Review Price £149.99

Sony’s standalone Blu-ray players have long been seen as a poor relation of the PS3, but the BDP-S760 could be the deck to change that perception. OK so you can’t play games on it, but it’s the most feature-packed Sony deck to date and most significantly the first from the company to boast built-in Wi-Fi. That makes it a direct rival to the tremendous LG BD390, which is still our Blu-ray benchmark, but at around £50 dearer Sony’s challenger has its work cut out knocking the Korean king off its throne. Let’s see how it fares.


First, let’s discuss design. The BDP-S760 is a much chunkier player than the BDP-S360, presumably to accommodate the extra electronics for all those flash new features. But despite its extra girth it’s a beautifully styled player, jazzed up by a slim blue light on the front and an alluring silver top cover. The front display panel is a little too small to read comfortably from a typical viewing distance, but it does contain a helpful selection of info – including a little ‘WLAN’ light that confirms Wi-Fi is enabled. Naturally our eye is also drawn to the USB port on the right hand side, which allows you to view JPEG photos on your TV, but weirdly not MP3 or DivX. All in all this is an attractive and beautifully constructed machine.

Spin it 180 degrees and you’re faced with a thorough line-up of sockets. Of course the HDMI output takes pride of place, leaving component, S-video and composite to provide able analogue back up.

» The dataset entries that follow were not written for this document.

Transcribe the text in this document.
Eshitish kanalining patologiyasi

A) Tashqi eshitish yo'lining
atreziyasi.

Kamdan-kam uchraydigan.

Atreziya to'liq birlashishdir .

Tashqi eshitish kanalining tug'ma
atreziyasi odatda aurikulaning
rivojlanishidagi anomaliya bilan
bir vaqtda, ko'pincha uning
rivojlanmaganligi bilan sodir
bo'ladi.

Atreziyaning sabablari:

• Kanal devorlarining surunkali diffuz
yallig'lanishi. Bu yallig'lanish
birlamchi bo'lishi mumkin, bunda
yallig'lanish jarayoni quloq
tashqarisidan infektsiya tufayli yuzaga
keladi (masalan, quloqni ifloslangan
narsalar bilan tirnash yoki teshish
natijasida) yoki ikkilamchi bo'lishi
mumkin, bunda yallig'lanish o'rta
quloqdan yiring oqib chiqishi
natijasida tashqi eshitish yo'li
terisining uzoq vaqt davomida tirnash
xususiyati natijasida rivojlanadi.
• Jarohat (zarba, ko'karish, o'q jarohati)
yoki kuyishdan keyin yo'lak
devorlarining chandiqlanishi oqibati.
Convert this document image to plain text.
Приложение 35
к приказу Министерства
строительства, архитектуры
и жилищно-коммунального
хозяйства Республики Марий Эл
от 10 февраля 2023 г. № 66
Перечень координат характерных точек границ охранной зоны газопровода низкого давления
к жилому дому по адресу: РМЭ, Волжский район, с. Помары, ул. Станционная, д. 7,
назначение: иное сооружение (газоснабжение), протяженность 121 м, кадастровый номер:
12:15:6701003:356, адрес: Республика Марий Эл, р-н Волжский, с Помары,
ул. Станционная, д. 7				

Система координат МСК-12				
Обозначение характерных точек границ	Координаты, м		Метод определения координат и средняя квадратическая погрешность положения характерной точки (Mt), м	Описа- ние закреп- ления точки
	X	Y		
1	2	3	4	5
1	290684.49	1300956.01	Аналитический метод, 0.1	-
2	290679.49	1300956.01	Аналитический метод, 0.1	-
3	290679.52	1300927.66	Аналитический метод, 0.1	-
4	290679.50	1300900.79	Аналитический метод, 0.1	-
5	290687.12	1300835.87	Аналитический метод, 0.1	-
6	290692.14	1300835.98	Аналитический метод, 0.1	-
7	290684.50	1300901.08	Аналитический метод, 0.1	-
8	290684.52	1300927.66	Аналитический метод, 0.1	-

On the audio side you get 7.1-channel analogue outputs and a choice of optical and digital audio outputs, any of which can be used if your AV receiver hasn’t quite caught up with the whole HDMI revolution.


Joining these is an Ethernet port that brings BD Live to life in households without wireless routers, plus a second USB port designed to house the 1GB of memory for storing web downloads. Unlike the BD390, this memory isn’t built in, so forking out for a USB memory stick is a necessary evil. Completing the line-up is analogue stereo output.

With its Wi-Fi support, the DLNA-certified BDP-S760 offers network functionality, including the ability to grab content from connected PCs. The deck supports the latest Wi-Fi standard, 802.11n, as well as a/b/g, which should ensure a fast reliable connection with compatible routers, but here’s where LG scores its first victory – the Sony only allows you to view photos and not video or audio, which is a completely wasted opportunity.

Oddly, the deck can find and display your music and video folders but won’t recognise the files within them. Compare this with the BD390’s wealth of supported formats and Sony is left with egg on its face. It’s also worth mentioning that the BD390 also throws YouTube access into the mix, which is also absent here. The only positive we can take is that Sony’s PhotoTV HD feature at least lets you view JPEGs in hi-def.